Chapitre 2 – Les activités du CSMP : l’émergence d’un dispositif de connaissance

Ce chapitre vise à établir un inventaire raisonné (organisé et analytique) des activités du dispositif CSMP : quelles sont ces activités, comment sont-elles agencées, comment ont-elles émergé dans l’histoire du dispositif, que signifient-elles et que font-elles faire ? Il ne s’agit pas tant d’analyser ici la manière dont fonctionne le dispositif mais plutôt de dégager les principales lignes de force qui le traversent.

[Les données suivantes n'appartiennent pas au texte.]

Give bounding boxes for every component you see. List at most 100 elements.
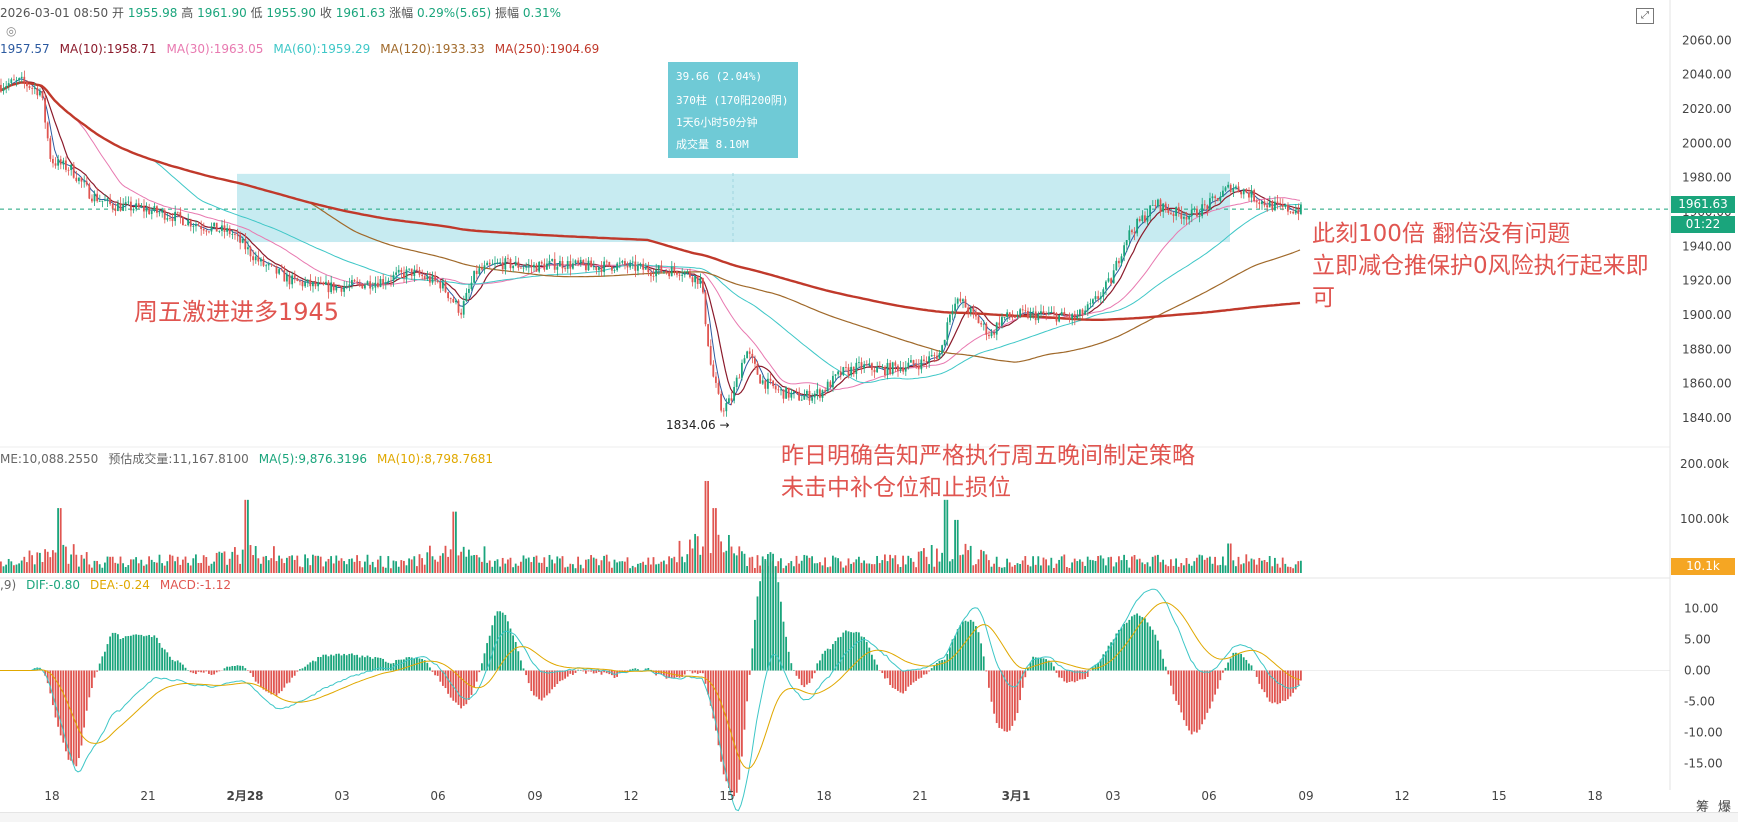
macd-bar [250, 671, 252, 674]
macd-bar [421, 659, 423, 671]
candle-body [811, 397, 813, 400]
volume-bar [575, 568, 577, 573]
candle-body [1248, 193, 1250, 198]
candle-body [1061, 312, 1063, 315]
volume-bar [520, 562, 522, 573]
macd-bar [281, 671, 283, 692]
candle-body [1004, 317, 1006, 318]
volume-bar [723, 552, 725, 573]
candle-body [1230, 185, 1232, 192]
candle-body [221, 225, 223, 231]
candle-body [879, 367, 881, 368]
volume-bar [299, 566, 301, 573]
candle-body [767, 379, 769, 389]
volume-bar [686, 554, 688, 573]
volume-bar [437, 562, 439, 573]
volume-bar [57, 508, 59, 573]
volume-bar [387, 556, 389, 573]
candle-body [809, 391, 811, 401]
volume-bar [1082, 562, 1084, 573]
candle-body [1178, 207, 1180, 212]
volume-bar [1258, 558, 1260, 573]
candle-body [611, 266, 613, 270]
volume-bar [1110, 557, 1112, 573]
volume-bar [237, 555, 239, 573]
volume-bar [432, 556, 434, 573]
macd-bar [684, 671, 686, 675]
volume-bar [104, 563, 106, 573]
candle-body [1040, 311, 1042, 313]
candle-body [398, 270, 400, 273]
candle-body [915, 364, 917, 366]
candle-body [1295, 210, 1297, 213]
volume-bar [1206, 558, 1208, 573]
macd-bar [70, 671, 72, 761]
candle-body [421, 275, 423, 276]
volume-bar [88, 564, 90, 573]
candle-body [1232, 188, 1234, 192]
candle-body [614, 270, 616, 271]
macd-bar [559, 671, 561, 682]
volume-bar [624, 562, 626, 573]
volume-bar [757, 555, 759, 573]
volume-bar [1232, 560, 1234, 573]
macd-bar [322, 655, 324, 671]
volume-bar [1204, 560, 1206, 573]
candle-body [1212, 196, 1214, 198]
candle-body [842, 367, 844, 375]
fullscreen-icon[interactable]: ⤢ [1636, 8, 1654, 24]
volume-bar [1009, 562, 1011, 573]
macd-bar [68, 671, 70, 760]
macd-bar [101, 656, 103, 670]
candle-body [663, 271, 665, 272]
volume-bar [858, 557, 860, 573]
candle-body [874, 370, 876, 372]
macd-bar [1045, 659, 1047, 670]
volume-bar [671, 558, 673, 573]
volume-bar [1167, 566, 1169, 573]
ma-legend-item-4: MA(120):1933.33 [380, 42, 485, 56]
macd-bar [822, 654, 824, 671]
candle-body [1284, 205, 1286, 207]
volume-bar [861, 563, 863, 573]
macd-bar [1006, 671, 1008, 732]
candle-body [796, 391, 798, 392]
macd-bar [1050, 662, 1052, 670]
volume-bar [354, 562, 356, 573]
macd-bar [585, 671, 587, 674]
candle-body [473, 271, 475, 283]
volume-bar [1240, 564, 1242, 573]
candle-body [114, 209, 116, 211]
volume-bar [564, 567, 566, 573]
volume-bar [328, 559, 330, 573]
macd-bar [489, 636, 491, 671]
candle-body [200, 226, 202, 229]
volume-bar [499, 567, 501, 573]
macd-bar [351, 653, 353, 670]
volume-bar [1131, 557, 1133, 573]
volume-bar [133, 559, 135, 573]
candle-body [850, 367, 852, 375]
volume-bar [884, 554, 886, 573]
volume-bar [819, 562, 821, 573]
volume-bar [788, 563, 790, 573]
volume-bar [1256, 565, 1258, 573]
candle-body [1258, 202, 1260, 204]
candle-body [439, 282, 441, 288]
candle-body [801, 400, 803, 401]
macd-bar [78, 671, 80, 759]
candle-body [507, 258, 509, 259]
macd-bar [1141, 617, 1143, 670]
macd-bar [125, 636, 127, 670]
volume-bar [153, 562, 155, 573]
candle-body [307, 280, 309, 283]
volume-bar [962, 555, 964, 573]
candle-body [504, 258, 506, 269]
macd-bar [793, 670, 795, 671]
macd-bar [1170, 671, 1172, 686]
volume-bar [616, 562, 618, 573]
volume-bar [26, 562, 28, 573]
volume-bar [1118, 556, 1120, 573]
eye-icon[interactable]: ◎ [6, 24, 16, 38]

En s’inscrivant dans le cadre de la Loi de lutte contre les exclusions et plus précisément dans l’article 71 concernant les PRAPS, l’objectif général du CSMP est de « faciliter l’accès à la prévention et aux soins des personnes en situation de précarité et d’exclusion sociale ». L’analyse conduit à distinguer quatre objectifs plus spécifiques :

  1. sensibiliser les professionnels sanitaires et sociaux du CPA à la clinique de la précarité ;
  2. étayer des échanges de pratiques entre professionnels de structures d’hébergement et professionnels du CPA ;
  3. appuyer la mise en œuvre de réseaux institutionnels locaux traitant de la problématique « santé mentale précarité » ;
  4. favoriser la prise en charge et l’accompagnement aux soins des personnes en situation de précarité et d’exclusion sociale.

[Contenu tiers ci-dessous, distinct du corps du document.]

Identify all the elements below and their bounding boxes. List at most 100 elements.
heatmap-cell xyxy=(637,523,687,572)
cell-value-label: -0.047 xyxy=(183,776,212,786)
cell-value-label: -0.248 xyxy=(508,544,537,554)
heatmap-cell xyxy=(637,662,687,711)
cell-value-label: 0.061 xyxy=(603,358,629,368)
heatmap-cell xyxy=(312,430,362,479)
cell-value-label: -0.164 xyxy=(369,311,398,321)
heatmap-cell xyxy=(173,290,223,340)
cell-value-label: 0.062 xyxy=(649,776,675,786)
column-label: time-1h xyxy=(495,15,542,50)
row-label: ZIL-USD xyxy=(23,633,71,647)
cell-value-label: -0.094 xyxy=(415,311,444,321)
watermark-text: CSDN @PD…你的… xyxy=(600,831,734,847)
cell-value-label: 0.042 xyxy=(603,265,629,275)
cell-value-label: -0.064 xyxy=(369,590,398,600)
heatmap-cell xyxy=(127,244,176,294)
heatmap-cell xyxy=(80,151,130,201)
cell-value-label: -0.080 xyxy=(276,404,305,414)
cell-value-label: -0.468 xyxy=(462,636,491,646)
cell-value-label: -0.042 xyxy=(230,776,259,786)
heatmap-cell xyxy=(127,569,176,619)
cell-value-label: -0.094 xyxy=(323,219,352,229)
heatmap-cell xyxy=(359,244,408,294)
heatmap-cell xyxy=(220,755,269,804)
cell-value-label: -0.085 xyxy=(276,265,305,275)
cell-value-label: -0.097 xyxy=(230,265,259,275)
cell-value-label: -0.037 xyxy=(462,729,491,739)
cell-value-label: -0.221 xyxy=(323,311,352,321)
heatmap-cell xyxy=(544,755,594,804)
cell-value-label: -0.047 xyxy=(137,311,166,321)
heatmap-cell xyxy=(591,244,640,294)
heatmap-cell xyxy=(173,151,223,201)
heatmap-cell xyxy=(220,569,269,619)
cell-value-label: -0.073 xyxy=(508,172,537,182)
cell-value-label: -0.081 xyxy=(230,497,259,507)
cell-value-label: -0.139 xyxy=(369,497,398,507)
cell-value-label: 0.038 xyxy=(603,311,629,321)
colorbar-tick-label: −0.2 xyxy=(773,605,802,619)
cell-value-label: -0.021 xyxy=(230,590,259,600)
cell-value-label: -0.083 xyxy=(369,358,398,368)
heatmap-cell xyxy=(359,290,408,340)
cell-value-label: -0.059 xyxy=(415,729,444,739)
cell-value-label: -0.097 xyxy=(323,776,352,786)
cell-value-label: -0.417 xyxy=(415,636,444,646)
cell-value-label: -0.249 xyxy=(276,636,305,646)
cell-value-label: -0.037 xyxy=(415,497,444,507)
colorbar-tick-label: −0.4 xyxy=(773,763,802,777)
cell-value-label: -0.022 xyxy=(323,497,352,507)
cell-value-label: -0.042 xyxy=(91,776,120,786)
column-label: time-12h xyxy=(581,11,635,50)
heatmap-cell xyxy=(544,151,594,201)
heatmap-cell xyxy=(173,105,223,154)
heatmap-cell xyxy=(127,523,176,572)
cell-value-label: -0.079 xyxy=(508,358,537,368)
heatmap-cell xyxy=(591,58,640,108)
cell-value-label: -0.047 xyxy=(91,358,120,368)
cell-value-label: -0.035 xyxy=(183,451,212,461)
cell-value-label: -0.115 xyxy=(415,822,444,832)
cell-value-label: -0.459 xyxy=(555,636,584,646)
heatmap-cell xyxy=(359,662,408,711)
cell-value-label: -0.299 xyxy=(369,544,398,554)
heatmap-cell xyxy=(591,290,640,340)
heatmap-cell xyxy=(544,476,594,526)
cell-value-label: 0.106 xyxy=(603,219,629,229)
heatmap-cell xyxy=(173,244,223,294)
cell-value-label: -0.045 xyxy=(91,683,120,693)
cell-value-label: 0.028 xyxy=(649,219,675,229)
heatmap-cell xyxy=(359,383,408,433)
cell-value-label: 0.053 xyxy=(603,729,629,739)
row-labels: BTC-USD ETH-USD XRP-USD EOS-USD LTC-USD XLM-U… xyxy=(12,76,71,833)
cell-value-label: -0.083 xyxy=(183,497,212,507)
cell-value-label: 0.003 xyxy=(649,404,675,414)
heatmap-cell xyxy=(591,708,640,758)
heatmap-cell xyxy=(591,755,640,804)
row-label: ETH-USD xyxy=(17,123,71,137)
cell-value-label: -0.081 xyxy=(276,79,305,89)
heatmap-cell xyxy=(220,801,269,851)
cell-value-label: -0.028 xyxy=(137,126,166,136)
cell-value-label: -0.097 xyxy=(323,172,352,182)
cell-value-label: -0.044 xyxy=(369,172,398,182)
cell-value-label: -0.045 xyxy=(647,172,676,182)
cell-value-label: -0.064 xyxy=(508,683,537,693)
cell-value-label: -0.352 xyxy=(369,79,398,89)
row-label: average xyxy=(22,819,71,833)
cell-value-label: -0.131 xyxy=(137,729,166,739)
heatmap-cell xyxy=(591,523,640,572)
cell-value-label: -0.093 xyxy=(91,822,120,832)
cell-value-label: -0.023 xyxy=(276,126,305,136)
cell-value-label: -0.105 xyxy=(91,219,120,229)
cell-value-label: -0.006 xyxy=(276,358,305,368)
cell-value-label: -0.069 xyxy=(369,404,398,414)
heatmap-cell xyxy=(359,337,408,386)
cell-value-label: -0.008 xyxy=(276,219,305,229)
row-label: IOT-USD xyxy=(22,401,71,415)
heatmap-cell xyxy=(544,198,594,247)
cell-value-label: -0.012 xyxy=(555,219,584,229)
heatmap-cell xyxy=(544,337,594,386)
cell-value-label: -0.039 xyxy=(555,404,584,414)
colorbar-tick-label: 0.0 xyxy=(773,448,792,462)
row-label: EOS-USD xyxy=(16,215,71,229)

La mise en évidence de ces quatre objectifs nous a permis de construire un organigramme totalisant les activités et l’organisation du CSMP.

Note méthodologique sur ma posture de recherche
Au cours de ma période dans le terrain de recherche, j’ai commencé assez rapidement à analyser les activités du dispositif CSMP, ne serait-ce que pour me situer dans un vaste ensemble d’activités qui n’étaient organisées par aucune plaquette de présentation, aucun organigramme. De cette analyse, quatre axes organisationnels d’activités ont été distingués. Ces quatre axes sont donc issus de mes analyses des activités du CSMP. Cependant, ils ont ensuite été en partie repris, en 2007, par les membres du bureau du CSMP pour mieux rendre visible leurs activités aux yeux de leurs partenaires et bailleurs. Nous voyons évidemment bien ici une des propriétés (organisationnelle) attribuées à ce travail de thèse par les membres du CSMP, une propriété de traduction par l’analyse sociologique, certainement dans une recherche de continuité des traductions opérées, comme nous l’avons vu dans le chapitre précédent, par les sociologues de l’ORSPERE.
Pour sortir du biais méthodologique qui consisterait à analyser mes propres productions, mon analyse ne portera pas tant sur ces axes organisationnels que sur les activités qu’ils viennent encadrer. Je ne prendrai donc pas ces quatre axes comme des catégories issues du terrain (et à analyser) mais comme des entrées (construites par moi-même) pour dresser l’inventaire des activités du CSMP.
Repérons parallèlement, que la sociologie, telle qu’elle est mobilisée par les référents du CSMP, semble être un opérateur de traduction à la fois entre les mondes de la psychiatrie et du travail social, et entre les « mondes » de l’expérience clinique et de l’organisation de la clinique.

Au cours des neuf années d’existence du dispositif, la transformation des activités mises en œuvre par les référents donne à voir certains mécanismes de pouvoir auxquels ils sont soumis en tant qu’agents de l’institution hospitalière. Comme nous avons commencé à le voir dans le chapitre 1, face à ces mécanismes de pouvoir, les membres du CSMP ont développé progressivement un ensemble d’expérimentations fondées sur une stratégie de lutte qui les ont amenés à des modes d’activité par lesquels ils se sont construits et affirmés. C’est au regard de ce processus que nous analyserons dans ce chapitre les différentes activités parcourant le dispositif CSMP.